Estimating a performance regression

The story where p95 doubled last week and the room is voting on the wrong thing.

Performance regressions are diagnosis-heavy and fix-light, most of the time. The team that's already found the N+1 query knows the fix is small. The team that hasn't is voting on a story whose actual content is "spend three days reading flame graphs." Those are different stories.

Two questions decide the estimate. First: is the cause known? If yes, size the fix. If no, size the investigation. Second: what's the SLO the regression broke, and what's the deadline for restoring it? A regression that violates a customer-facing SLO has a different urgency profile from a 10% slowdown nobody noticed.

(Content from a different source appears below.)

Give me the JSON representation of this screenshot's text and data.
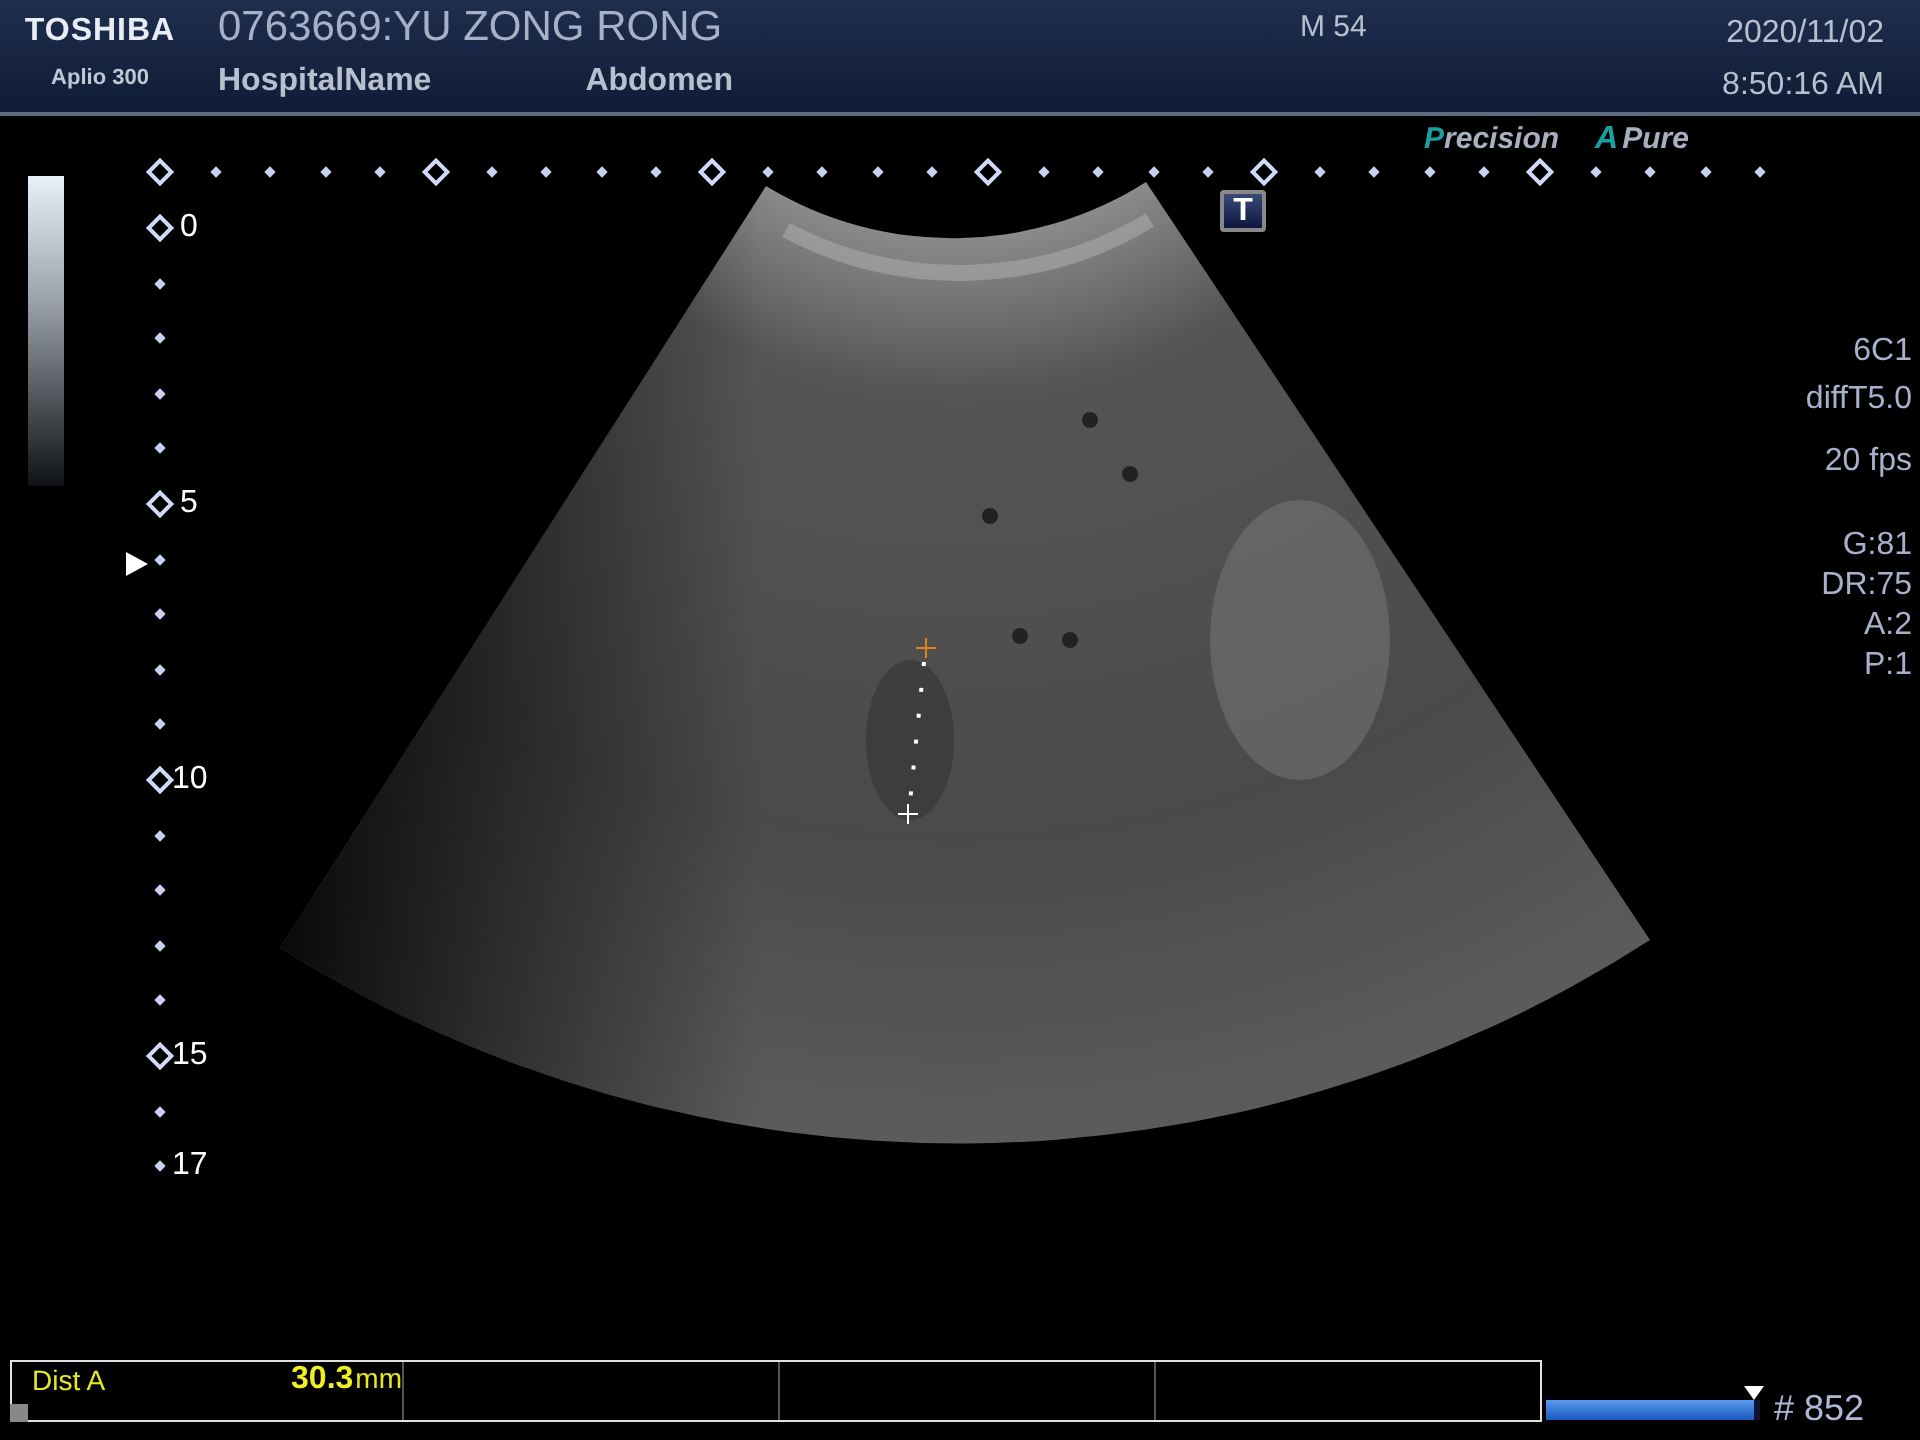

What gets said in the room

SRE: "p95 went from 200ms to 450ms last Wednesday."

Backend: "Anything obvious in the deploys that day?"

Lead: "Three deploys. None of them touched the slow endpoint."

Backend: "Or didn't look like they touched the slow endpoint."

SRE: "Are we within SLO? Do we have time to investigate properly?"

Questions worth asking before voting

  • Is the cause known, or are we sizing an investigation?
  • What's the SLO, and is it currently breached?
  • What changed between the last good window and the first bad window?
  • Do we have flame graphs, traces, or just dashboards?
  • Is rollback a viable mitigation while we investigate?

Like a bug with no repro, the work hides in the diagnosis. Vote what you actually have, not what you wish you had. Open a session when the cause is named.